Вифлеем, 19 октября 1847 года
Вечером — случилось.
Братья францисканцы напали на греческого епископа и монастырского врача. Те — бежать; попытались укрыться в базилике Рождества, распахиваются двери — армяне-священники тихо служат вечерю. В храме — лица, много католиков, есть и православные, шевелятся в молитве бороды русских паломников.
Заварилась суматоха!
По донесению русского консула, «католики набросились не только на бегущего епископа, но и на бывших в храме армян». Во время погрома, по сообщению консула, из пещеры Рождественского собора была похищена Серебряная звезда, указывавшая место Рождества Христова. Звезда принадлежала грекам, подтверждая их право на владение этим местом. Из вертепа были также вынесены греческая лампада и греческий алтарь.
Греки и армяне хлынули с жалобой к наместнику паши в Иерусалиме, но застали у него толмача латинского монастыря, вручавшего протест от имени католиков. Поднялась тяжба; католикам содействовал французский консул, грекам, понятно, — русский. Допросили всех. Русские паломники твердили, что ничего не видели, стоял шум великий, и что никакой Звезды отродясь в руках не держали…
Из двух концов Европы, из Петербурга и Парижа, за тяжбой следили внимательно, как за шахматной партией, разыгрываемой на священной, залитой кровью доске. Некоторые объясняли осложнившееся положение влиянием новой кометы, которую разглядела в осеннем небе госпожа Митчелл, женщина-астроном.
Санкт-Петербург, 23 апреля 1849 года
— Триярский Николай Петрович!
Комната упала на него, как кувшин с ледяным молоком.
Среди толпы, свезенной в то утро со всей столицы и наполнявшей собою залу, особо выделялся один молодой человек. Был он еще полный ребенок, акварельный юноша, с бледным, от известной скупости нашего северного солнца, цветом лица. Добрые его глаза глядели полным непониманием.
— Архитектор Николенька Триярский!
Комната кололась и просачивалась даже сквозь сжатые веки.
Третье Отделение.
Собственной.
Его Императорского Величества.
Канцелярии…
Пронесли поднос со стаканами.
В каждом стакане качалась все та же комната. С искаженными, разломанными на грани лицами.
Спешнев, братья Дебу. Зачем они здесь? Для какой надобности эти мужчины были выплеснуты из мирных утренних постелей, сдернуты с подушек, на которых еще лежат их опавшие во сне ресницы?
Испуганные рукопожатия. Студень петербургского утра за казенными портьерами. Он двигался вокруг знакомых лиц, узнавая, удивляясь и закусывая губу. Данилевский, Ахшарумов, Дуров, Европеус. Знакомые лица всплывали в его синих весенних глазах.

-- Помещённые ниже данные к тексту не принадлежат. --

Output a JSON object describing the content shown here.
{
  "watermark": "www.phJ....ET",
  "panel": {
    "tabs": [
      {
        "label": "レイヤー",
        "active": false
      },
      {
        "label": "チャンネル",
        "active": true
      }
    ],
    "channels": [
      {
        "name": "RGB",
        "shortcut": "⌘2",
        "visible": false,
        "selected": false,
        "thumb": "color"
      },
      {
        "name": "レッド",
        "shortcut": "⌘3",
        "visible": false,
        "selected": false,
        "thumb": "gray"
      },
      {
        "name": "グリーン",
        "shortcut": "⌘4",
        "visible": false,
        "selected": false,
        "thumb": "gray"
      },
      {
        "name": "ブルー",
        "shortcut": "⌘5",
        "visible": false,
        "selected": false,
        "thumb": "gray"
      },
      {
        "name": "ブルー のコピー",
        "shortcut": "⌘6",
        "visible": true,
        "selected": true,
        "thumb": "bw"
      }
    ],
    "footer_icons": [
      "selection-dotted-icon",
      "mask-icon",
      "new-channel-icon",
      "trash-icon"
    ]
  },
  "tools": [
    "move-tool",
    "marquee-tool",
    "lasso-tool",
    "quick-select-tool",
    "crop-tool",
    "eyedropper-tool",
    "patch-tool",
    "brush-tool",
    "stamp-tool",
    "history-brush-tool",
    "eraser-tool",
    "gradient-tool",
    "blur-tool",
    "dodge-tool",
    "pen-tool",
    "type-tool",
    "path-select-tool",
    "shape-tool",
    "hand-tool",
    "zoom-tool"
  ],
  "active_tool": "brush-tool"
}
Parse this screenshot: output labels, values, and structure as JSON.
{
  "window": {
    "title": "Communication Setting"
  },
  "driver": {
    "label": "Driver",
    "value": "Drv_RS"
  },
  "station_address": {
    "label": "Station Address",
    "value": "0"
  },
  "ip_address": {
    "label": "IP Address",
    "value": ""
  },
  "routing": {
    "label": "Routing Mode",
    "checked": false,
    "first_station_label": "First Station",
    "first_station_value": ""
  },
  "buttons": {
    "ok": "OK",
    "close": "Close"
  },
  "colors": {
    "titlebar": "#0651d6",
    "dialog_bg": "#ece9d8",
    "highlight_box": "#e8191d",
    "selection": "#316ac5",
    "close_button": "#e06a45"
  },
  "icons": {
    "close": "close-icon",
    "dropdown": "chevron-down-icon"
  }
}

— Недоразумение, — шептали голоса горячо, но неуверенно.
Плещеев, молодой Кашкин. Не узнавая, пронесся Достоевский, литератор. Еще лица, знакомые по философическим пятницам у Петрашевского. Борода самого господина Петрашевского промелькнула.
— Вот те, бабушка, и Юрьев день!
«Действительно, — подумал Николенька, — сегодня ведь Юрьев день».
Комната упала на него, как кувшин с ледяным молоком. А он был молод, красив и считал себя фурьеристом. Прозрачный юноша с тонкими, дымящимися волосами. С многообещающими ресницами. Волосы причиняли неудобства, особенно при чесании гребнем; ресницы привлекали женщин, тем самым тоже доставляя неудобства: с недавнего времени вел Николенька жизнь замкнутую. Не из робости — по убеждению. Читал «Le Nouveau Monde Industrielet Societaire» г-на Фурье; воспламенялся, отбрасывал книгу и расхаживал по комнате. Из книги, даже в закрытом виде, веяло какой-то весною, туманом будущего устройства. Размышлял, прогуливаясь по Летнему среди статуй, тающих рафинадами в сумерках; иногда бросался на скамейку и начинал чиркать грифелем, на пальцах — черная пыльца. Густели вешние сумерки, покрывались письменами листы, чтобы ночью, по перечтению, предаться огню.